|
|
|
|
|
by sxp62000
2773 days ago
|
|
For my thesis project back in 2011, I wanted to create an interactive installation, the kind you see at museums. Since multitouch tables were insanely expensive to buy or rent, I decided to build one myself. Learned the basics of woodworking over a semester, and built a table after two failed attempts. Then I bought an LCD TV, took it apart, connected it to a playstation camera with a modified infrared lens and developed an Adobe Air application. The thing was so unresponsive to touches, I decided to ditch the whole multitouch table idea. Started from scratch again ... learned objective-c (iOS 5 or was it 6), and created an iPad app for my thesis. Don't think I've ever worked so hard in my life. |
|
The idea is based on internal reflection: Whenever lights hits the boundary between two materials with different density it gets refracted. If it goes from dense to less dense and the angle is flat enough it will reflect back. This is the principle behind fibre optics. It's also the reason why the water's surface looks "silvery" (like a mirror) when you're submerged and look up at an angle (i.e. not straight up).

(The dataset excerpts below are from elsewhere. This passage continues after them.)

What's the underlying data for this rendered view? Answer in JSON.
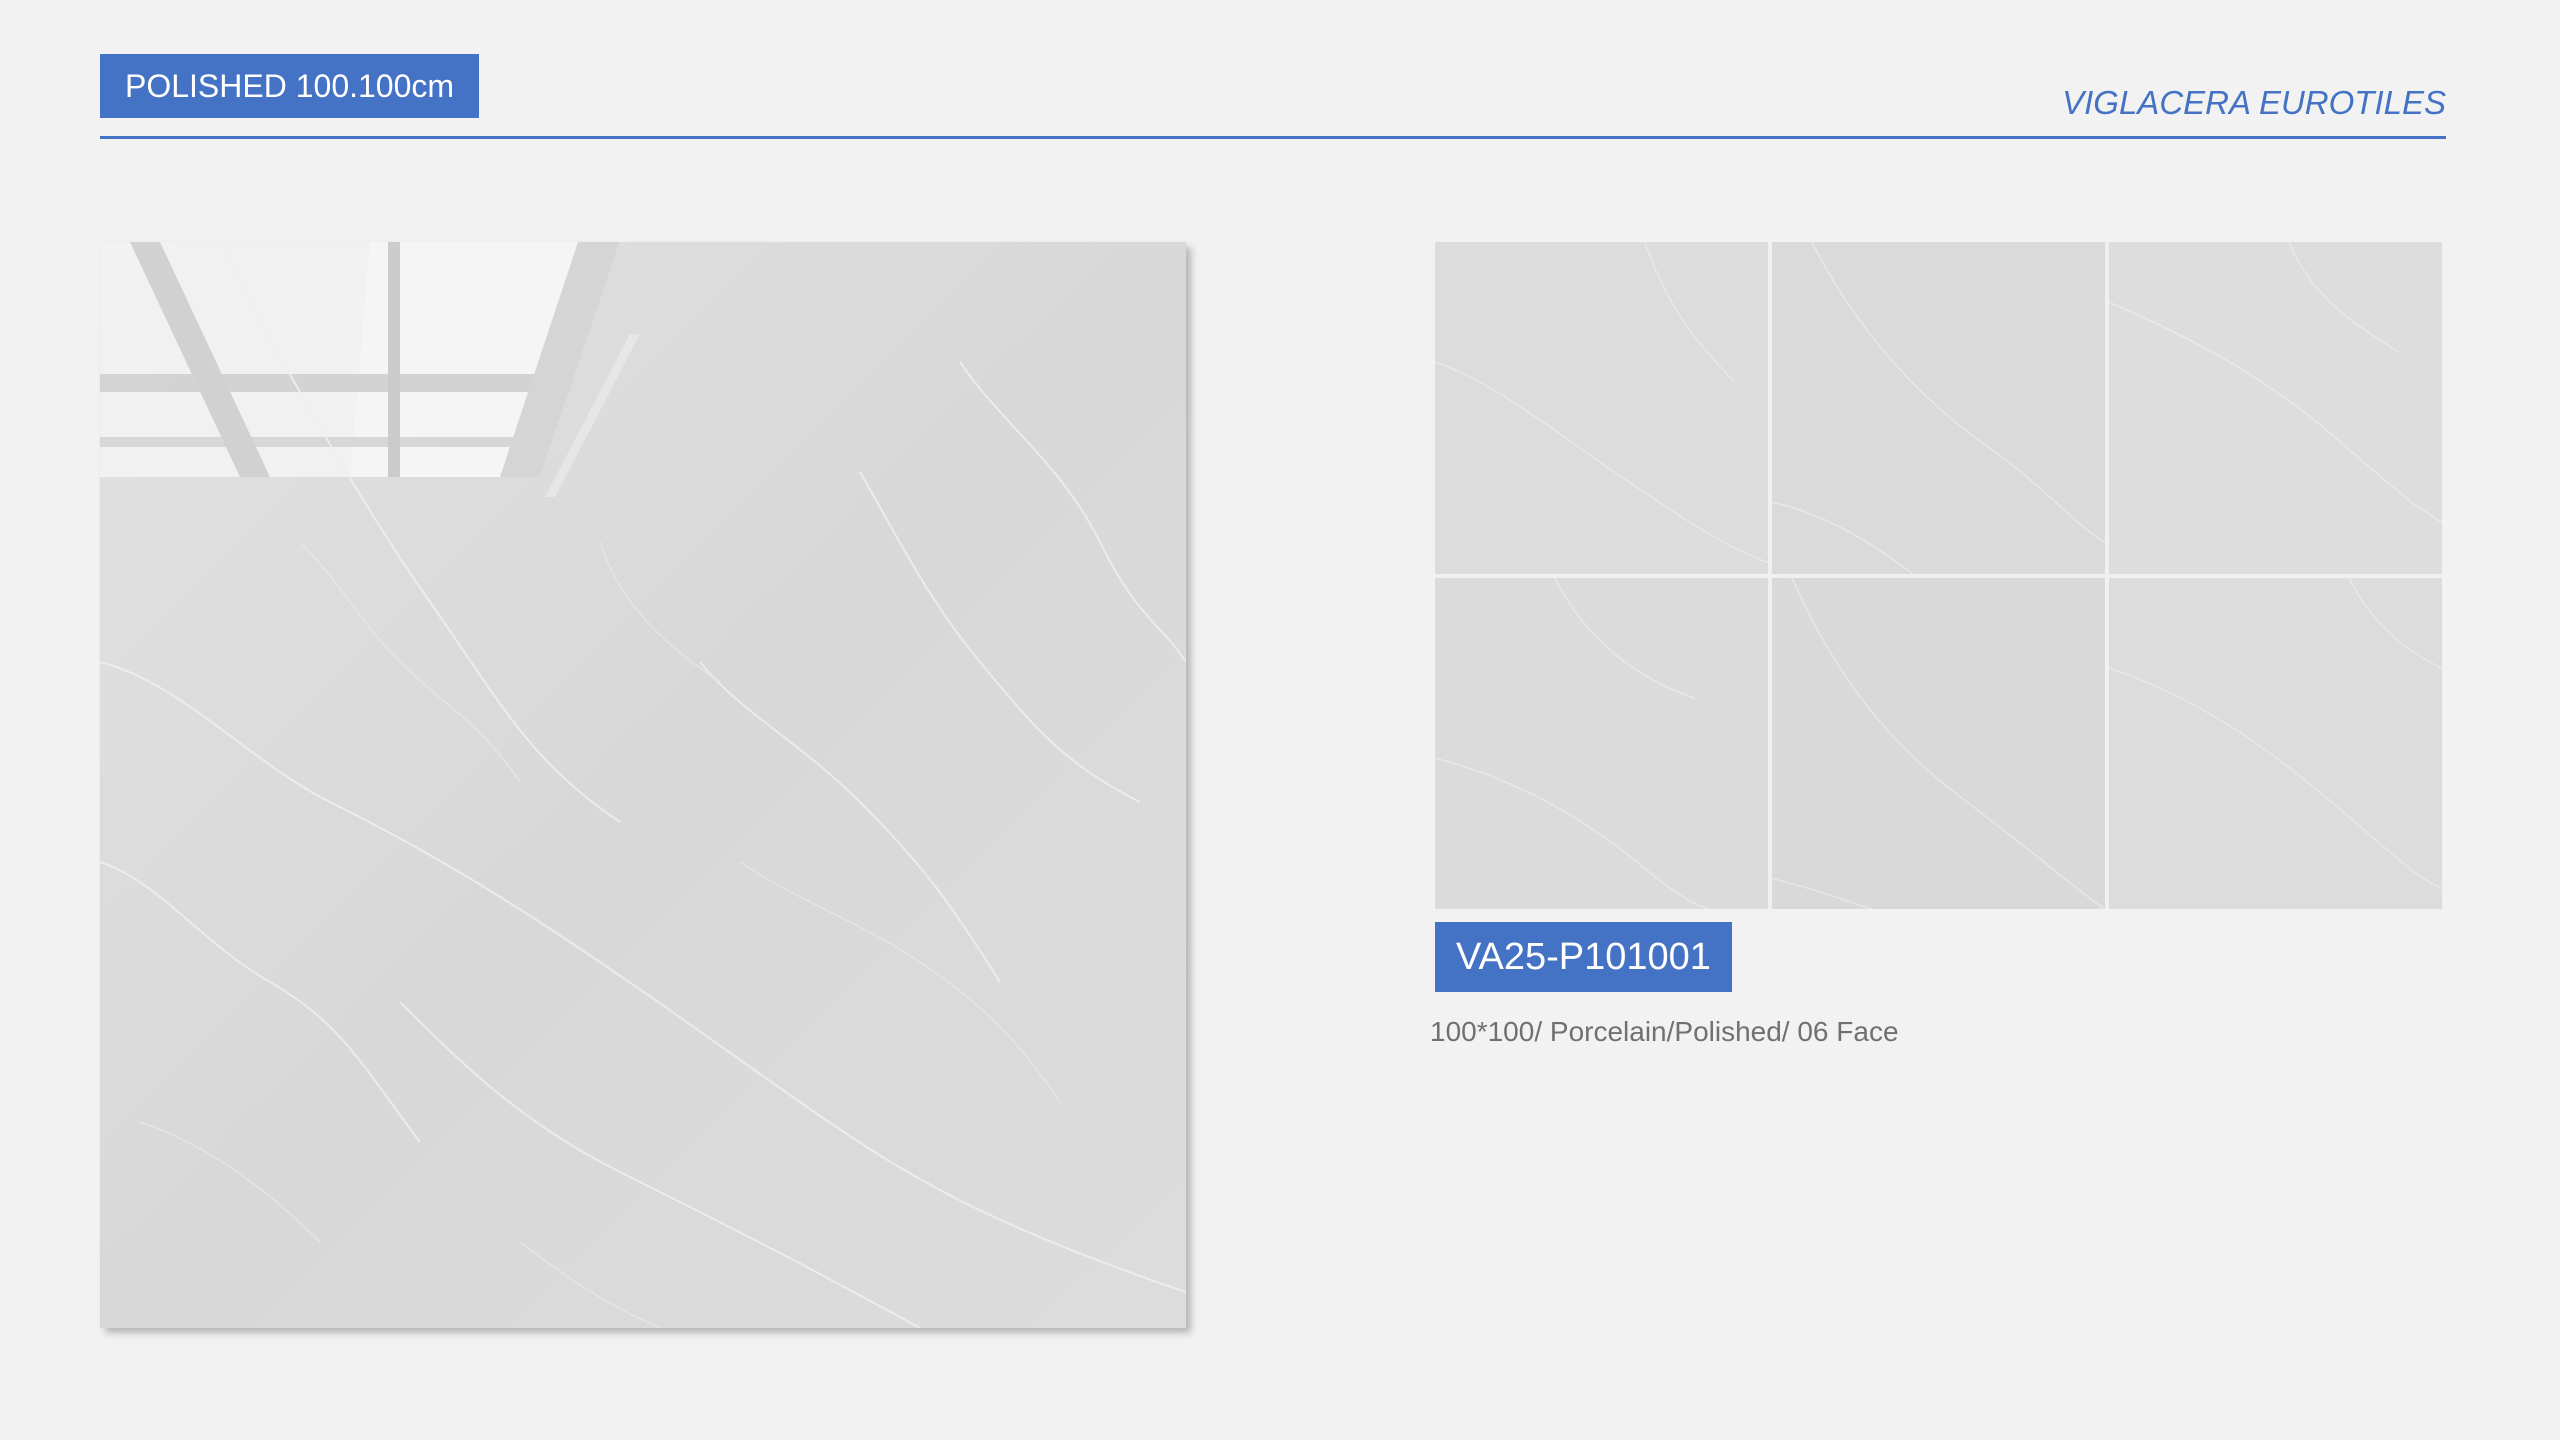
{
  "header": {
    "title": "POLISHED 100.100cm",
    "brand": "VIGLACERA EUROTILES"
  },
  "product": {
    "code": "VA25-P101001",
    "spec": "100*100/ Porcelain/Polished/ 06 Face",
    "grid_faces": 6
  },
  "colors": {
    "accent": "#4472c4",
    "background": "#f2f2f2",
    "tile": "#dadada",
    "spec_text": "#707070"
  }
}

Now imagine you have a plane of glass and you put LEDs around the edges that shine into it from the side. The light will zig-zag trough the glass and come out at the other edge. However, if you touch the glass you inhibit that total internal reflection because your finger is alot denser than the air and so the light will "leak" out the glass where you touch it, illuminating your finger. If you look at the glass from behind you'll see a bright spot.
Use a camera to detect that spot and you basically have a touchpad. To make it a screen you can put a translucent sheet behind the glass and project an image onto it (and use infrared LEDs).